Because, as I have, they have run into prejudice, into obstacles that have thwarted them.

*Traditionally published is sold with an advance against royalties. Sell-through is making more on the book than that advance. Nontraditional publishing is either indie published or contracted for royalties only. These are legitimate ways to be published, and getting that advance is a whole lot harder to achieve because the publisher is making a substantial investment into the work’s success.

Own Voices, Own Language

We can call ourselves whatever we like. We have agency. You don’t get to call the shots.

Language is forever a problem for people when dealing with disabilities. I went to a conference when I worked in the disability field, where the speaker, who has a physical disability, kept referring to “visual characteristics.” By the end of the day, I finally realized he was referring to blind people. He had no problem referring to someone having cerebral palsy, being deaf, having autism, but when he referred to blind people, he must have sprained a synapse trying to come up with something as horrific as “visual characteristics”.

He was trying not to offend anyone. That was the excuse I was given.

Say what?

Yeah, that from a leader in the disability advocacy field.

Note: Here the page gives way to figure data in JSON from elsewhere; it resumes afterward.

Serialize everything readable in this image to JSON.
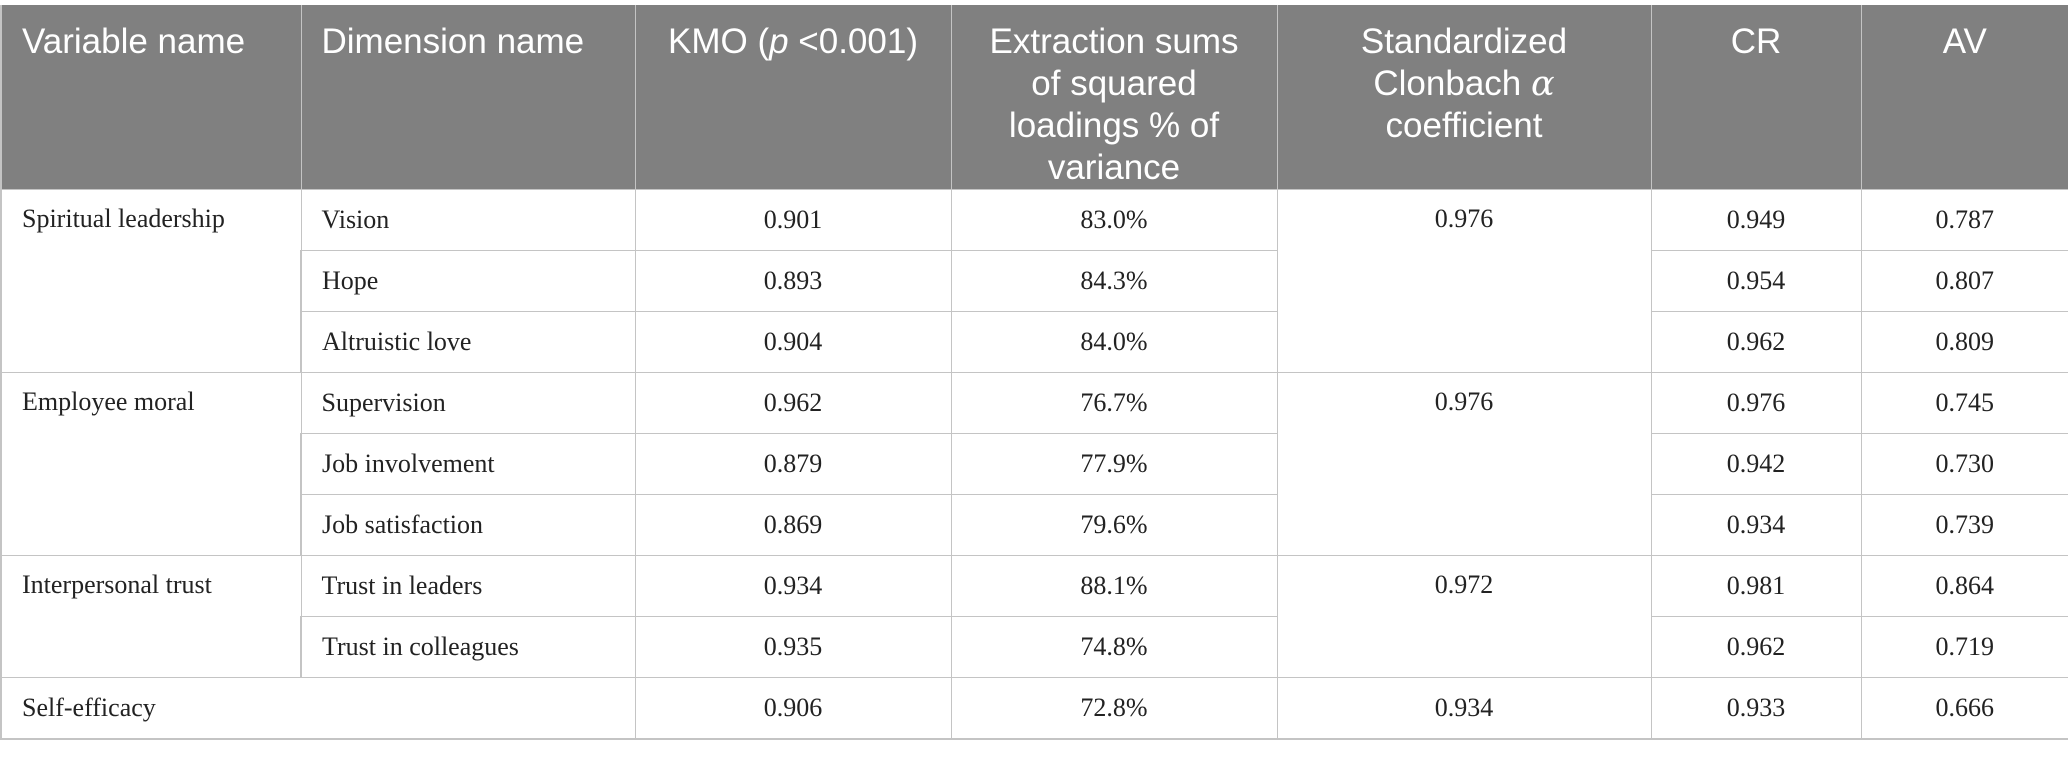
{
  "table": {
    "headers": {
      "variable_name": "Variable name",
      "dimension_name": "Dimension name",
      "kmo_prefix": "KMO (",
      "kmo_p": "p",
      "kmo_suffix": " <0.001)",
      "extraction": "Extraction sums of squared loadings % of variance",
      "cronbach_prefix": "Standardized Clonbach ",
      "cronbach_alpha": "α",
      "cronbach_suffix": " coefficient",
      "cr": "CR",
      "av": "AV"
    },
    "groups": [
      {
        "variable": "Spiritual leadership",
        "alpha": "0.976",
        "rows": [
          {
            "dimension": "Vision",
            "kmo": "0.901",
            "extraction": "83.0%",
            "cr": "0.949",
            "av": "0.787"
          },
          {
            "dimension": "Hope",
            "kmo": "0.893",
            "extraction": "84.3%",
            "cr": "0.954",
            "av": "0.807"
          },
          {
            "dimension": "Altruistic love",
            "kmo": "0.904",
            "extraction": "84.0%",
            "cr": "0.962",
            "av": "0.809"
          }
        ]
      },
      {
        "variable": "Employee moral",
        "alpha": "0.976",
        "rows": [
          {
            "dimension": "Supervision",
            "kmo": "0.962",
            "extraction": "76.7%",
            "cr": "0.976",
            "av": "0.745"
          },
          {
            "dimension": "Job involvement",
            "kmo": "0.879",
            "extraction": "77.9%",
            "cr": "0.942",
            "av": "0.730"
          },
          {
            "dimension": "Job satisfaction",
            "kmo": "0.869",
            "extraction": "79.6%",
            "cr": "0.934",
            "av": "0.739"
          }
        ]
      },
      {
        "variable": "Interpersonal trust",
        "alpha": "0.972",
        "rows": [
          {
            "dimension": "Trust in leaders",
            "kmo": "0.934",
            "extraction": "88.1%",
            "cr": "0.981",
            "av": "0.864"
          },
          {
            "dimension": "Trust in colleagues",
            "kmo": "0.935",
            "extraction": "74.8%",
            "cr": "0.962",
            "av": "0.719"
          }
        ]
      }
    ],
    "self_efficacy": {
      "variable": "Self-efficacy",
      "kmo": "0.906",
      "extraction": "72.8%",
      "alpha": "0.934",
      "cr": "0.933",
      "av": "0.666"
    }
  }
}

Excuse me, but he offended me by NOT referring to my disability for what it is. I’m blind. It’s a medical condition. It’s not shameful. Why should I be offended by calling it what it is?

I have had people say things to me like: “Oh, don’t call it that. It isn’t nice.”

Calling you ignorant isn’t nice either, but that’s what you are. It’s my. condition; I call call it what I like, and what I like is to call it what it is.

I am not without vision. I have lots of vision. I just can’t see.

I am not visually impaired. OK, I’m so impaired I can’t see. I consider an impairment of vision to mean I have some sight, which I did once upon a time.

I have seen other people with disabilities complaining about the same thing. They say something to someone abut being disabled, and people correct them, saying they should use a euphemism like differently able or something equally obnoxious.

Hey, people, it’s our condition. We get to call it what we want. You have no right to correct us or to try to usurp our agency by correcting our language.

What my publishers says in their list of diversity issues: or ability. Excuse me? Why won’t you mention disability? You mean you don’t discriminate against someone because they don’t have the ability to type with more than two fingers? Or they don’t have the ability to cook? No, you mean their inability to hear or see or perhaps walk. That’s called a disability, so name it because we claim it.

I have a colleague who is black. She fights against being called African-American. Yes, she’s black, but her ancestors did not come from Africa. Calling her African-American is inaccurate.

Telling me I am without vision or handicapable or whatever is also inaccurate. I am not differently able. I can’t fly. I can’t hear a pin drop six blocks away. My ears and nose and other senses work just like everyone else’s. My eyes simply don’t work.

So do not try to change our language. A person who uses a wheelchair for mobility is not “halt” or “invalid” or think up your own euphemism. A deaf person is not “hard of hearing”. He is of no hearing. A blind person is not without vision or visually challenged.